A day's rest in Edmonton restored our spirits a little and we headed off to the next pickup in sprightlier mood. Cold Lake was the destination, apparently aptly named although I didn't actually try out the lake itself. It is about as far north as you can get in Alberta, before the roads give up bothering. The only thing in Cold Lake is an air force base, which is where we were due to collect something, from someone. The shipping address consisted of a mere three letters, CFB, which we only knew to be some sort of military establishment because we happened to be chinwagging over a cup of coffee with a helpful and friendly Challenger team in Edmonton when the assignment came in.
We sent a satellite message to despatch, asking for a bit of help with finding our load. We assumed that the base would be easy enough to locate, but that there might be some sort of protocol attached to getting in and that it might include such security issues as knowing where you were supposed to be collecting what. Driving a truck aimlessly about an airbase with no specific destination in mind seemed as though it might be behaviour designed to spark suspicion.
Despatch were still mulling over the whole problem when we arrived. Quite why they couldn't just call the person who made the booking in the first place is a bit beyond me, but then I am just the grunt these days. We followed some remarkably pretty signs to the base and spotted a guardhouse and barrier in the distance. "We'll just have to ask there, presumably they can call someone if we're not allowed in." Please bear in mind that this is a team of two Brits problem-solving their way around a remarkably alien culture...the guard house was empty, the barrier up and a green light invited us in. I had a moment to wonder what might have happened if our truck had been full of fertilizer, but then I have clearly spent too much time being bombed by the IRA and this is Canada. Even the armed forces are friendly.

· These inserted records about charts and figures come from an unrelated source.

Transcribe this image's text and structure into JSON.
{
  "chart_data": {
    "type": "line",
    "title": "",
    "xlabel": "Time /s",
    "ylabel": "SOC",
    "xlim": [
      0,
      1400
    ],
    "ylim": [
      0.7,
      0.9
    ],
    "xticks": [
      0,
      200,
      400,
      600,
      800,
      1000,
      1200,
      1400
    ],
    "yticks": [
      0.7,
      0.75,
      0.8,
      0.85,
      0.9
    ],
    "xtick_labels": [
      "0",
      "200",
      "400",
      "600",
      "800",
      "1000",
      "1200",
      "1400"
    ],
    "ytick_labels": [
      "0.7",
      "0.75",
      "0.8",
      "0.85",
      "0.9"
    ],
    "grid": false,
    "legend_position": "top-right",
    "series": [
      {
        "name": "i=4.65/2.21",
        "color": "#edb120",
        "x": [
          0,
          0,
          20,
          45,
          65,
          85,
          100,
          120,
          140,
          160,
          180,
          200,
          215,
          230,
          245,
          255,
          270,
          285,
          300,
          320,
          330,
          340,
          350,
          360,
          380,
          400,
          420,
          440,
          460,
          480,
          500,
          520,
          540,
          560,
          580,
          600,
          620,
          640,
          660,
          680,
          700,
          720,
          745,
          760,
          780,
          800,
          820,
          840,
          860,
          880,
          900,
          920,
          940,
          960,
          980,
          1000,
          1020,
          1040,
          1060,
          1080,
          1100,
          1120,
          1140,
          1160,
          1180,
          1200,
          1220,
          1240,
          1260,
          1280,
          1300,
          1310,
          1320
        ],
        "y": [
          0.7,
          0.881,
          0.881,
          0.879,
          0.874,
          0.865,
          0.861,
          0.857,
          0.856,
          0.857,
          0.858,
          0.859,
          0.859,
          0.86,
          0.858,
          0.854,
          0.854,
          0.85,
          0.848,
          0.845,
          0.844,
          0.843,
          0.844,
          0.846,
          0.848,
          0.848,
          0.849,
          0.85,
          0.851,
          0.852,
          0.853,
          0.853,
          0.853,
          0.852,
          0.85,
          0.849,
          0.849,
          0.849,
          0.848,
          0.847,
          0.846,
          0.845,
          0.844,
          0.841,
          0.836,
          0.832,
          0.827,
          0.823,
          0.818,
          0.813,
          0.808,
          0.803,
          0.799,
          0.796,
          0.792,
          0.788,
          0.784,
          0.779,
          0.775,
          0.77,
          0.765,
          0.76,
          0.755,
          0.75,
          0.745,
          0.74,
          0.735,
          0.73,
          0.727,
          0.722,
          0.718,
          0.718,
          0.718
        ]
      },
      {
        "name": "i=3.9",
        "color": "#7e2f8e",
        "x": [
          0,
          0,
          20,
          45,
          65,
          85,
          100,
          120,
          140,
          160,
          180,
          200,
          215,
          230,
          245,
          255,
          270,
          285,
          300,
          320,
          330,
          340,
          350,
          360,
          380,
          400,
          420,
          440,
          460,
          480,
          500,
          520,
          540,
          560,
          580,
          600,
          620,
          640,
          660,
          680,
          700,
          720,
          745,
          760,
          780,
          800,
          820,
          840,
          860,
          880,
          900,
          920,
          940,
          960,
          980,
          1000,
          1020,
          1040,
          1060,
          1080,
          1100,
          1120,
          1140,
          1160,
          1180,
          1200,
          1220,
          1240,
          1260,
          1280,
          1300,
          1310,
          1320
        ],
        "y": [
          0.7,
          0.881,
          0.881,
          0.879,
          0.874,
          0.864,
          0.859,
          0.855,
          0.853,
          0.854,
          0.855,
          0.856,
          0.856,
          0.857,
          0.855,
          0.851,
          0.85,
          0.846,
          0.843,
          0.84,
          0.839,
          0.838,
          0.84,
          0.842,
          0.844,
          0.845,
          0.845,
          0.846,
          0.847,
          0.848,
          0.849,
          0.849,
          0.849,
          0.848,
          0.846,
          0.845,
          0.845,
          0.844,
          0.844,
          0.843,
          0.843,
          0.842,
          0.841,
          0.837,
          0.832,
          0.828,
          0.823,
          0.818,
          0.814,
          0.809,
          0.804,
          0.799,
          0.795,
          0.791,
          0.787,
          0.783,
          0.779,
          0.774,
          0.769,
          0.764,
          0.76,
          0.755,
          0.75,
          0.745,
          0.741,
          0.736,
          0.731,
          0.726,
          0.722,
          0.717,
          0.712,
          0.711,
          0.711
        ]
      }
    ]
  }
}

One thing that would appear to be the same the world over is that military bases are reminiscent of small towns. Where does one park a bloody great truck in order to ask directions? We plumped for sticking to big roads while heading for the nearest available manned barrier that actually blocked the way to somewhere. A few tight corners later and we approached just such a thing. I considered pulling right up to the guardhouse but could see that there wasn't a window at truck height and decided to stop a few yards shy of it, just in case of misunderstandings of a security nature. The girl in the hut spent several minutes piling on layers of winter clothing before ambling inquisitively down to us to see what we wanted. "I'm awfully sorry, didn't want to come right up to you in case we're not allowed through there but we have to collect a consignment from the base and don't know where to go." It sounded a bit lame.
Apparently where we had to go was back the way we had come, and up a little street to the Military Police building, for identification purposes. A small queue of jeeps and things was forming behind us. "Um, could we come in and turn around?" "There's nowhere to turn, unless you can use the intersection here..." There was a small crossroads just beyond the gatehouse. "I can stop the traffic for you if you like."
Neil and I considered the space. It was tight, but possible. Snowbanks on all corners made the feat a little extra exciting but we had no choice. Will a full audience of uniformed types, I executed a perfect U-turn and grinned my way off to be identified. Of course, now we know where it is, the MP building was the obvious destination, it had truck parking and everything. They found our shipper and engaged an escort to take us into the relevant restricted area. He arrived in the form of a very red-faced squaddie who addressed himself entirely to Neil while explaining where we would be driving to. Neil smiled politely, met my eye and said nothing. Red-faced squaddie escorted us outside and managed to not look too confused when we headed for the wrong sides of our vehicle and it became apparent that I was the driver today.
He led us through barriers and along lanes, and finally through an apparently pointless concrete chicane, to a large shed. "We need you to back up to that door there, sorry it's a bit tight." Tight isn't the word, it was a blind-side reverse with snowbanks on all sides and a helpfully parked jeep in the way. My heart sank. There was me, determined to prove that women did this stuff and the worst of all possible manoeuvres to attempt. Neil got it. He jumped out to guide me back, told the assembled chaps in no uncertain terms just how difficult this would be and muttered, "Just do as I tell you, it'll be fine." And after a fashion, it was. Yay, put that in your pipe and smoke it squaddie-who-only-talks-to-men.
It took a couple of hours serious snoozing for the assembled company to hand-load the trailer full of boxes of stuff and then we were ready to be escorted off the premises. I was a little cocky by then. I was going to show the Canadian Air Force just what women could do. It is therefore possible that I took the pointless concrete chicane just maybe half a kilometre per hour faster.than before. And it was a tad tight anyway, barely enough space to swing the tractor around to avoid the next lump of concrete as the trailer wheels swivelled around the one you'd left behind. Anyway, there's no getting away from the awful truth, we felt this 'orrible lurch as the front wheel dropped off the road, through a snowdrift into a ditch.
The first thing that went through my head was 'ah, this will be fun to write about'. The second was 'ohnoohnoohnoohno not here, please...' and I can now report the amazing scientific finding that embarrassment can overcome physics. A spot of reverse, a smidge of forward, a bit more thisaway and some jiggerypokery over there and we were out of the ditch, through the chicane and off the base. Women drivers though. Useless.